Tax Forgiveness of Capital Growth
The largest tax saving potential for a QOF investment, evidenced by the marketing materials of most funds, is not paying any tax of the qualified investment after having held it for at least ten years. While this provision is the most restrictive (as it requires a “lock-in” of the investment for at least ten years), it is also the most appealing. As desirable as tax deferral might be, it serves to merely postpone the inevitable for a few years, i.e. a bill from the Tax Man. On the contrary, taking a disciplined approach to the QOF investment and keeping it intact for 10+ years would mean a complete tax forgiveness on the post-rollover appreciation portion, essentially making it a tax-free investment. As most states have conformed to the US Treasury on the treatment of Opportunity Zones as of today (Pennsylvania being one notable exception), potential tax savings could be significant. And the law allows investors to keep the investment beyond the ten-year mark if they so choose, with January 2048 as the maximum statutory threshold before which the investment should be liquidated.

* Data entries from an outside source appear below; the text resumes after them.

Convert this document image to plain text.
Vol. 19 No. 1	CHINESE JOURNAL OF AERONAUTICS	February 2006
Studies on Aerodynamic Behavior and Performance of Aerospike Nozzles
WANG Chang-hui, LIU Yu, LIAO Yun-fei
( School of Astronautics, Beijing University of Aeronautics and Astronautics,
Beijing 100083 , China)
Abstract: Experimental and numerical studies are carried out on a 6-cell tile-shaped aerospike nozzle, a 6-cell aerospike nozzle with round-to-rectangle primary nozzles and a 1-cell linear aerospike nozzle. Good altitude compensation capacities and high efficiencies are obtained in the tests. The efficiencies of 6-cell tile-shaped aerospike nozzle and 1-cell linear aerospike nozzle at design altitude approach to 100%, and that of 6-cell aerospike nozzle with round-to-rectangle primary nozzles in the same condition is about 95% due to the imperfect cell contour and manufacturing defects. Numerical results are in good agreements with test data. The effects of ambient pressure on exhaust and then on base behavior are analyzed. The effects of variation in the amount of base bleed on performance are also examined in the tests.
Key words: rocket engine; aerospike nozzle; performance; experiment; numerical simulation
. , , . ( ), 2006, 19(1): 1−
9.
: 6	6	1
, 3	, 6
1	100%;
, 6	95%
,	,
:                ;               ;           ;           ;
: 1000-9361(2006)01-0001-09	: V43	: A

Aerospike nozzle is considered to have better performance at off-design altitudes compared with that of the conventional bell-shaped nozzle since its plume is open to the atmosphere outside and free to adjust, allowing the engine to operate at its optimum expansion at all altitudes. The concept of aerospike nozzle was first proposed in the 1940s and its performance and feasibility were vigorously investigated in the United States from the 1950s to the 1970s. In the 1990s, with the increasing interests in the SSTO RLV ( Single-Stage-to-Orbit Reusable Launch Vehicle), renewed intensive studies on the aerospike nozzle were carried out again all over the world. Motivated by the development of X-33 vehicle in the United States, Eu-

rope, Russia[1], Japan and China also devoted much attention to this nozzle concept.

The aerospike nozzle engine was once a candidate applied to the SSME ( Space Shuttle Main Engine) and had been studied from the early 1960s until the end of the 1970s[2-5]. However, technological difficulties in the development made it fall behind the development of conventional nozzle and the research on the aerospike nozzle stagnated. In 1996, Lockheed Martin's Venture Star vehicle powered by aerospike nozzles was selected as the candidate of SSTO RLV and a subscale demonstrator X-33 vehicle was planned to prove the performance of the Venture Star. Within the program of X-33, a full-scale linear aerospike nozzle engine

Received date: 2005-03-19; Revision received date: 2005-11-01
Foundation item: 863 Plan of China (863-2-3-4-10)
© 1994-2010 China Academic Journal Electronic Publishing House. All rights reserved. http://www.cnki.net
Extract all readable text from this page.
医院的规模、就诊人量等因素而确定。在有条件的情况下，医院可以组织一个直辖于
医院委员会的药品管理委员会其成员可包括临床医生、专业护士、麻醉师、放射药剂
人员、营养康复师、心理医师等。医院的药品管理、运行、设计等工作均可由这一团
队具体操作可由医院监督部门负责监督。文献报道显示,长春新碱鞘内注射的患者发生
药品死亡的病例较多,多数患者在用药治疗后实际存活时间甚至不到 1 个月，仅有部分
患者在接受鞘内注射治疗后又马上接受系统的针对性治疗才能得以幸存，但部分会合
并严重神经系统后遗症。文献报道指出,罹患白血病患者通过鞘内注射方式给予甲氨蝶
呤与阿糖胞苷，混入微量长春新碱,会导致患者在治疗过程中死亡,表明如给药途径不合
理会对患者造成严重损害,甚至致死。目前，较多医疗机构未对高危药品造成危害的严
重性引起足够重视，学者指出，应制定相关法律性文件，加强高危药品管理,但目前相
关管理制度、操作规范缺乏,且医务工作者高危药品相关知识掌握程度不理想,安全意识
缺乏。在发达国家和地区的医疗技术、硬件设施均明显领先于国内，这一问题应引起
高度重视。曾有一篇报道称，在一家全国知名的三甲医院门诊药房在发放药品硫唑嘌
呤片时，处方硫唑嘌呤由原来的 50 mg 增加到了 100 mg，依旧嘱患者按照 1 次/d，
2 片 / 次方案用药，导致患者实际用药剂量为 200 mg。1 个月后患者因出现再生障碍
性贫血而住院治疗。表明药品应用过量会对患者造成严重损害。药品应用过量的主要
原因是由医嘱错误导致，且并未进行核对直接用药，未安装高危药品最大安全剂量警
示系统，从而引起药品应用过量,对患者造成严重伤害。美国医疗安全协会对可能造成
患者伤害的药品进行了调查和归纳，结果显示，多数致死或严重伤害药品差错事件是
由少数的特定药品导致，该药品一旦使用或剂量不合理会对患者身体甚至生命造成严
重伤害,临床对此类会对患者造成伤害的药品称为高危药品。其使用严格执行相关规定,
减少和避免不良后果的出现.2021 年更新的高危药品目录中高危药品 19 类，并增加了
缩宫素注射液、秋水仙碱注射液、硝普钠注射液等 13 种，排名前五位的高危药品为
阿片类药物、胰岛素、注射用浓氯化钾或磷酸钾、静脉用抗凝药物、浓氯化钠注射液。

Of course, with 30 years to go, it may very well be extended indefinitely. With that in mind, there are pitfalls that need to be understood and avoided. For instance, if the investor dies while holding an interest in a QOF but before the previously deferred gain is recognized, that gain does not become tax-free and instead will be considered IRD, or “income in respect of a decedent”, a fancy tax term that simply means that whomever inherits the interest in the QOF will have to pay capital gains tax on it. Compare that outcome with a regular investment, which would get a step-up in basis on death and permanently escape capital gain taxation on the gain realized at death.
Considering the above, it is no wonder that the O-Zones law has triggered a frenzy within the asset management community, as well as among law, accounting and real estate firms, who in recent months have generated hundreds of white papers and alerts praising the Opportunity Zones tax benefit. The initial reaction from seasoned investors was cautious, as there was not a lot of guidance on the mechanics of implementation of the law or clarity on how to structure entities from a tax perspective. Since the legislation was introduced, the Treasury Department has issued two sets of regulations and guidance. The first round in October 2018 allayed most concerns the potential funds had about meeting the strict qualification guidelines. The second round, issued just a few weeks ago, addressed taxpayer concerns raised by accountants and lawyers relative to refinancing and income distribution ramifications over the long term of the QOF investments. Both sets of regulations took taxpayer-friendly and fund-friendly approaches on most of the thorny aspects of the law that had been seen as impeding attractiveness of such investments. With most technical hurdles removed and rules promulgated, the questions related to these investments shifted from regulatory compliance to due diligence of various funds that advertise themselves as Qualified Opportunity Funds.
Considering the deadline of December 31, 2019 for most funds to qualify for the full benefits of QOZ (including the 15% discount on deferred gains), some recent arrivals to the O-Zone scene might be looking to cut corners to qualify for self-certification of their compliance with the new rules. We urge utmost care when selecting a qualified investment vehicle to take advantage of this new tax opportunity.
In summary, Opportunity Zones might offer significant tax benefits but investors should carefully analyze various aspects of each program to make an informed decision on whether and how much to invest.